Simple Bloom filter implemented in RISC-V assembly for RV32I and RV64I instruction sets. Makes optional use of the Zbb instruction set if available.
A Bloom Filter is a highly space-efficient data structure similar to a set. Unlike a set, a Bloom returns "maybe in set", and "definitely not in set" whereas a set returns "definitely in set" and "definitely not in set". The advantage of a Bloom filter is a big gain in space efficiency for very large sets.
The particular Bloom filter implemented here is designed to allow for storage of 100 items with a 1% false positive rate. It was designed with this Bloom filter calculator. It uses 66 bytes of storage to store the 100 items.
This implementation uses two hash functions, both of which are simple modulus hashes (ie, not very good, but quite fast), and as a result it works best if the entropy of the lower 9 bits of the items being inserted is high. If this is not the case, then I suggest replacing the hash_h1 and hash_h2 functions in bloom.s with something more sophisticated; MurmurHash is a commonly used hashing function for this application.
The API follows the standard RISC-V ABI; it should be easy to make it C-callable as well as callable from assembly.
rvbloom's public API consists of four routines:
Insert a string value into the Bloom filter. Input: a0 contains a pointer to a nul-terminated string.
Insert an integer value into the Bloom filter. Input: a0 contains integer to insert.
Determine if a string is possibly in the bloom filter. Input: a0 contains a pointer to a nul-terminated string. Output: a0 = 1 if string is possibly in filter, else 0.
Determine if an integer value is possibly in the bloom filter. Input: a0 contains integer to check. Output: a0 = 1 if integer is possibly in filter, else 0.
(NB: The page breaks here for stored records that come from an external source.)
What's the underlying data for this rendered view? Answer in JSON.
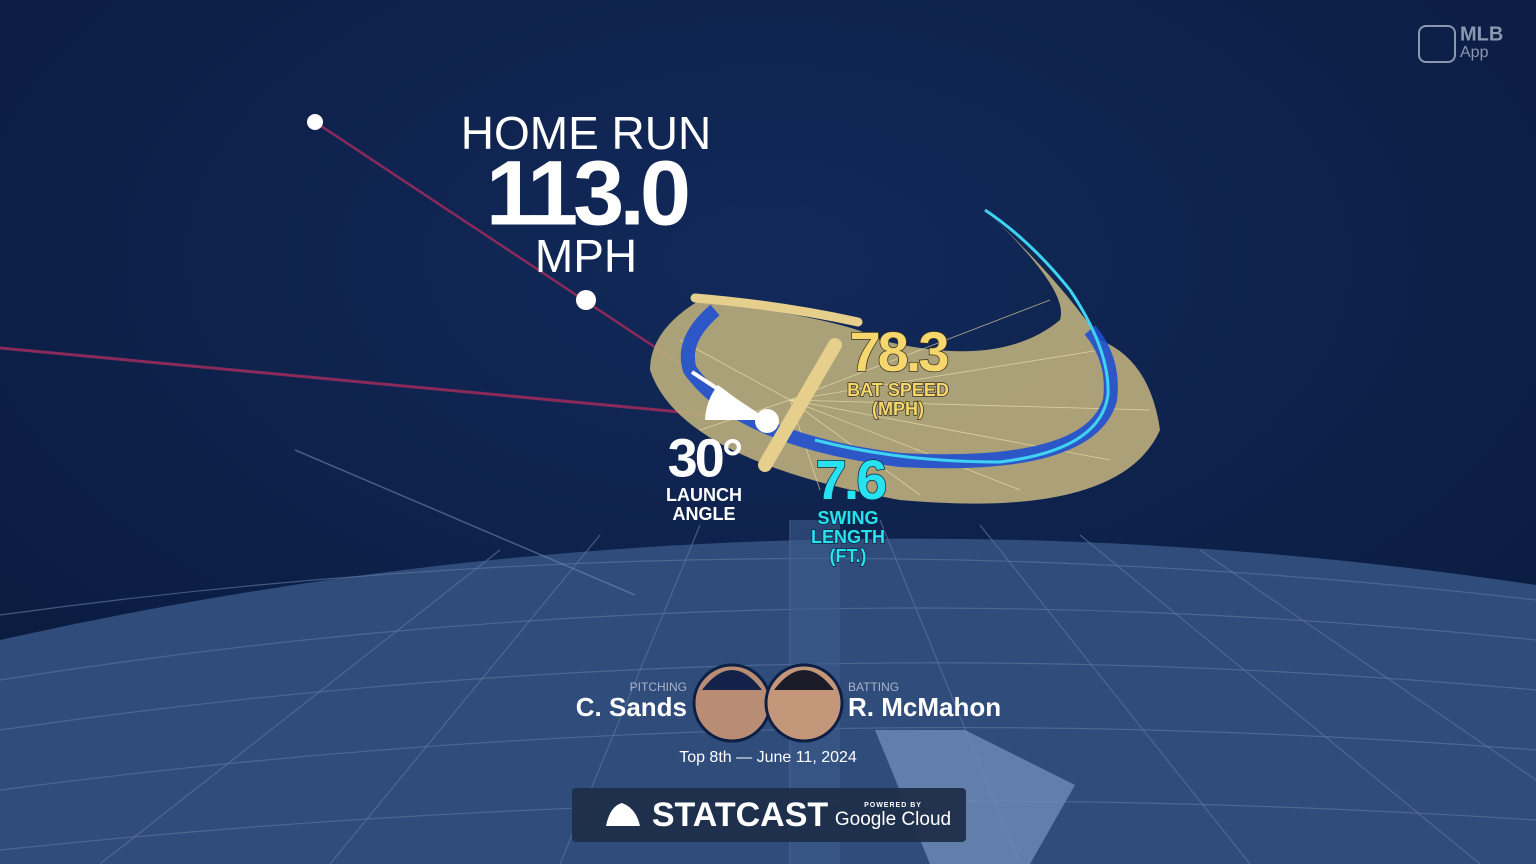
{
  "logo": {
    "brand": "MLB",
    "product": "App"
  },
  "result": {
    "title": "HOME RUN",
    "exit_velocity": "113.0",
    "unit": "MPH"
  },
  "bat_speed": {
    "value": "78.3",
    "label": "BAT SPEED",
    "unit": "(MPH)"
  },
  "swing_length": {
    "value": "7.6",
    "label_1": "SWING",
    "label_2": "LENGTH",
    "unit": "(FT.)"
  },
  "launch_angle": {
    "value": "30°",
    "label_1": "LAUNCH",
    "label_2": "ANGLE"
  },
  "matchup": {
    "pitcher_role": "PITCHING",
    "pitcher": "C. Sands",
    "batter_role": "BATTING",
    "batter": "R. McMahon",
    "context": "Top 8th — June 11, 2024"
  },
  "footer": {
    "brand": "STATCAST",
    "powered_by": "POWERED BY",
    "partner": "Google Cloud"
  }
}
rvbloom depends upon my rvint package of RISC-V integer mathematical routines. You will need to download and build rvint prior to building rvbloom.
rvbloom is built with LLVM. It is possible to use the GNU toolchain by modifying the Makefile.
- Download and build rvint
- edit rvbloom/config.s and set the CPU_BITS and HAS_ZBB equates as appropriate.
- edit Makefile, setting TARGET, ARCH, ABI and RVINT variables as appropriate
- make. This will build the rvbloom.a library, suitable for linking with your application, as well as the bloom-tests.x example executable.
bloom-tests.x runs on systems which support Linux syscalls. Expected output from running on the RISC-V ALE emulator
$ whisper /bloom-tests.x --newlib --setreg sp=0x7FFFFF
C --isa acdfimsu
00000000 00000000 00000000 00000000 00000000 00000000
00000000 00000000 00000000 00000000 00000000 00000000
00000000 00000000 00000000 00000000 00000000 00000000
00000000 00000000 00000000 00000000 00000000 00000000
00000000 00000000 00000000 00000000 00000000 00000000
00000000 00000000 01000000 00000100 00000000 00000000
00000000 00000000 00000000 00000000 00000000 00000000
00000000 00000000 00000000 00000000 00000000 00000000
00000000 00000000 00000000 00000000 00000000 00000000
00000000 00000000 00000000 00000000 00000000 00000000
00000000 00000000 00000000 00000000 00000000 00000000
--------
00000000 00000000 00000000 00000000 00000000 00000000
00000000 00000000 00000000 00000000 00000000 00000000
00000000 00000000 00000000 00000000 00000000 00000000
00000000 00000000 00000000 00000000 00000000 00000000
00100001 00000000 00000000 00000000 00000000 00000000
00000000 00000000 01000000 00000100 00000000 00000000
00000000 00000000 00000000 00000000 00000000 00000000
00000000 00000000 00000000 00000000 00000000 00000000
00000000 00000000 00000000 00000000 00000000 00000000
00000000 00000000 00000000 00000000 00000000 00000000
00000000 00000000 00000000 00000000 00000000 00000000
--------
maybe in
maybe in
not in
Target program exited with code 0
User stop
Retired 16481 instructions in 0.52s 31633 inst/s
$
- Bloom filter parameters (capacity, error likelyhood) may be changed in config.s
- Hash functions in bloom.s may be updated to provide more entropy.